Arnaud de Rosnay, surfer bien connu sur la côte basque à Biarritz, photographe pour la revue Américaine "Surfer Magazine" et qui sera le premier skateboarder champion de France. Malheureusement, si l'engin a un côté bien sympathique, les roues de caoutchouc ne sont vraiment pas adaptées au macadam, elles s'usent vite et ne dérapent pas. Ainsi le Roll Surf disparaît de la panoplie des Kids Parisiens. C'est la chimie, qui au début des années 70, provoquera le miracle. L'arrivée de l'uréthane va tout bouleverser. Une poignée de surfers Américains de l'équipe Hobie Alter (Phil Edwards et Micky Munoz) fabrique des roues dans la précieuse matière. Les essieux de tôle pliée sont remplacés par des trucks en alliage léger articulés par des silent blocs. Puis fabriqués de façon artisanale par des shapers californiens, le skateboard devient vite la passion de tous les jeunes Américains.
Son arrivée en France mérite d'être racontée. Nous sommes en 1974, Jean-Pierre Marquant stewart d'une compagnie aérienne en a ramené un modèle et s'amuse avec un dimanche après-midi sur le parking du port de Honfleur. Passe par là à ce moment, un monsieur qui lui demande à voir ce " truc". Les deux compères firent vite des plans sur la comète et décident de s'associer pour fabriquer et diffuser les premiers skateboards français. Il s'agissait en fait de Gilbert Rollet, fabriquant de jouets en région parisienne. Le mariage ne durera que peu de temps et chacun créera sa propre marque. Rollet, bien sûr, pour Gilbert et Banzaï pour Jean-Pierre. Ce dernier aura le génie pour découvrir les meilleurs adeptes de ce tout nouveau sport. (José Dematos, Xavier Lannes, Thierry Dupin et Remy Backes). Qui parmi les skates de l'époque n'a pas démarré sur une Banzaï pop ?

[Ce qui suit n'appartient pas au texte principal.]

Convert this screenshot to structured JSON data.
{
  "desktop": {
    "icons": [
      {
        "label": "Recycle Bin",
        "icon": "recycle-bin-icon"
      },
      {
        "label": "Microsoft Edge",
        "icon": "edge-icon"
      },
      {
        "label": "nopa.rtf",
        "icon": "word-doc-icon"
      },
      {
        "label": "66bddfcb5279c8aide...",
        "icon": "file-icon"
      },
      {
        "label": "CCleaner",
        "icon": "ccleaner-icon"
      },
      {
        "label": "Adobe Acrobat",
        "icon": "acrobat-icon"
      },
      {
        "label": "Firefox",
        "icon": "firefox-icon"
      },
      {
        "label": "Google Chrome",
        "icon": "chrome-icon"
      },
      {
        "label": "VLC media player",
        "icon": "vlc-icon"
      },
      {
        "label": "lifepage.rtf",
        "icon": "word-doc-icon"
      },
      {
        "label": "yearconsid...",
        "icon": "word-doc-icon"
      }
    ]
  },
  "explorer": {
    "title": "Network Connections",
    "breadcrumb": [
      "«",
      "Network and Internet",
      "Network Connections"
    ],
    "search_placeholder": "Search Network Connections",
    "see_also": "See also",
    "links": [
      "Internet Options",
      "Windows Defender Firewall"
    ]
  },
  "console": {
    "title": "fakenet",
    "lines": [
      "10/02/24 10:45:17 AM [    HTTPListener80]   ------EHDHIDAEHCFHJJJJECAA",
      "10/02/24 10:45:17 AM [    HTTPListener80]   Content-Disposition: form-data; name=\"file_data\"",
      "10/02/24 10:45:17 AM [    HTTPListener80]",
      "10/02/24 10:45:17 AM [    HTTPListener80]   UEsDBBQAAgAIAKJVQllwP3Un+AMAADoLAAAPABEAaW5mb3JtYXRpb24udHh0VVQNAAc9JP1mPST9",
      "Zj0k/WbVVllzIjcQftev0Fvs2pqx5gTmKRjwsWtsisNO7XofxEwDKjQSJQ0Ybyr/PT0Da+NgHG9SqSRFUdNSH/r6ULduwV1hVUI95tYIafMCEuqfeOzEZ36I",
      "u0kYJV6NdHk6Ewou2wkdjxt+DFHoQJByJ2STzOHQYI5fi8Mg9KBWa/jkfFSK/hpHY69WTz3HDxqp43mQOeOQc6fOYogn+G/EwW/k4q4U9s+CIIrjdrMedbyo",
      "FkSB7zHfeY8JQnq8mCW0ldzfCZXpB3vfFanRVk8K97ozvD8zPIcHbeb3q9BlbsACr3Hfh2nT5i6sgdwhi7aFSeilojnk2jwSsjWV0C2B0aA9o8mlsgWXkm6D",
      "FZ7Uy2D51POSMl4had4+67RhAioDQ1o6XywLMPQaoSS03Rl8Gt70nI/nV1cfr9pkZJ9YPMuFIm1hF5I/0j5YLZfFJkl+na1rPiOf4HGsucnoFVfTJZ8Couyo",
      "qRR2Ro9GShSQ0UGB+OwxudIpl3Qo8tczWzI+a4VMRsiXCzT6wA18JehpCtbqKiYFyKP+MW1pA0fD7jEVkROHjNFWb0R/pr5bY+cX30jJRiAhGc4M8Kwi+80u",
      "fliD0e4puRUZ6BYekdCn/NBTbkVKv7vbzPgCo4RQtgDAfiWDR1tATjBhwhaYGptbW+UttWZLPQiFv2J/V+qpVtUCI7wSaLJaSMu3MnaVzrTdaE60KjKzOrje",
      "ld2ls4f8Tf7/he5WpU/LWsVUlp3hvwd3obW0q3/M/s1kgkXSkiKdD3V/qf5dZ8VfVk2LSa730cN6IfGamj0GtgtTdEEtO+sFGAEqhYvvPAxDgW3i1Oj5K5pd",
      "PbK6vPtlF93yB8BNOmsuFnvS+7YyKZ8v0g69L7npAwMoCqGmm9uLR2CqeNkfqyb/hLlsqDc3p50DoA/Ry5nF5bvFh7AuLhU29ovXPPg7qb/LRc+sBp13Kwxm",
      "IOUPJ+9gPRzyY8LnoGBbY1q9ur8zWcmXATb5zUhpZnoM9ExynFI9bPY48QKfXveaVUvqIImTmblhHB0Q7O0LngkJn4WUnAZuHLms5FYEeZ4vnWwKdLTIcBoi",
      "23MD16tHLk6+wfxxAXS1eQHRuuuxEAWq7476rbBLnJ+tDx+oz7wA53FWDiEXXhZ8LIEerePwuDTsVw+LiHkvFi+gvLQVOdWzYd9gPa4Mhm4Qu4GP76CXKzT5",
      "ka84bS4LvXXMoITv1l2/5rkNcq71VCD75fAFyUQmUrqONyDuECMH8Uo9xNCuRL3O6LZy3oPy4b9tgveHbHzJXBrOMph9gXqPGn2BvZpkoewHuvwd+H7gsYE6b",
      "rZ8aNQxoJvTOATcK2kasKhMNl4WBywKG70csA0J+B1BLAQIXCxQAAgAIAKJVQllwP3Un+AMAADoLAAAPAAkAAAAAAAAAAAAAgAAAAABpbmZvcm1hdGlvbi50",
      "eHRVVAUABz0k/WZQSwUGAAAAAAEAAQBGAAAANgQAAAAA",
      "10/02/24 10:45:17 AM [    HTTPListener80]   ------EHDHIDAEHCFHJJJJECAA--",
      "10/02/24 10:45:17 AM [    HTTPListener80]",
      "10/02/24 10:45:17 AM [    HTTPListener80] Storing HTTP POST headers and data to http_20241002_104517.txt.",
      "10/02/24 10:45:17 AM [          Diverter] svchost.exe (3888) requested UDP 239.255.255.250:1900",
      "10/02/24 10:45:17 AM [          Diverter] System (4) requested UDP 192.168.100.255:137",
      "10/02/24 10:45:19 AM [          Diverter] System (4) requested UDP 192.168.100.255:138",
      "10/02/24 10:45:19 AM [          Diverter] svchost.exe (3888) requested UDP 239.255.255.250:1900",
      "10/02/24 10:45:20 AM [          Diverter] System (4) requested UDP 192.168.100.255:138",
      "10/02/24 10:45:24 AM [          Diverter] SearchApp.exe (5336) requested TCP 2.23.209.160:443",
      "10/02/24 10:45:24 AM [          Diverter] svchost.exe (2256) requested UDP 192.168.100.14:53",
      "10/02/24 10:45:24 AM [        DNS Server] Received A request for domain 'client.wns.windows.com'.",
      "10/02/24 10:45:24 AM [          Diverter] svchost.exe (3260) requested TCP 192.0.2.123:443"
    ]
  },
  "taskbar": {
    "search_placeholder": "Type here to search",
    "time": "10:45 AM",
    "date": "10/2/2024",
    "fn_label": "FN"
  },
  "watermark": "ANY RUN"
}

Rapidement des skates shops fleurissent partout avec des motivations souvent différentes. Si certains ne voient dans le skate qu'un moyen facile de se faire du fric, d'autres sans nier le côté lucratif sont de vrais mordus. Les bonnes adresses sont à l'époque Zone 6 fief d'Alexis Lepesteur, Chattanooga alors rue Bosquet où le patron Philippe participera même à la création de la Fédé, Skateboarder House à Ivry animée par Eric Gros, skater lui-même et Skate House à la Bastille, crée par Messieurs Allary et Boiry gérée par Jean-Pierre Champion. Au forum des Halles, il y avait Globe mais le patron Decoster sera plus souvent sur un skate que derrière le comptoir !
Des fabriquants français naissent spontanément, petits d'abord comme "Skateway-Almuzara" ou "Saturne" puis des gros : Barland de Bayonne ou Lacadur de Grenoble et enfin ceux qui espèrent devenir des géants : Sainval ou Kingskate. Les teams se multiplient, autour du premier Banzaï, nous connaitrons Santana avec Thierry Dupin, les frères Violet, et Nicole Borona ; Free Former avec Philippe Berlatier, Off Road et sa locomotive, Alexis Lepesteur ; Skateway avec là aussi une équipe remarquable, imaginez les frères Almuzara, Rémy Walter, et Thierry Perrain et le Starboard avec les frères Boiry, Titus Upman, etc...
Sur Paris deux skateparks voient rapidement le jour. Le premier prudemment appelé "Piste expérimentale de skateboard" à la Villette, le second véritable temple du skate portera un nom à l'Américaine "Béton Hurlant" et s'installera à Issy-les-Moulineaux. Tout le gratin du skate était là chaque samedi et l'on skatait autour de Chocorêve, Bucholz, François Frisbee créateur de la Naskas, Manix, Alva...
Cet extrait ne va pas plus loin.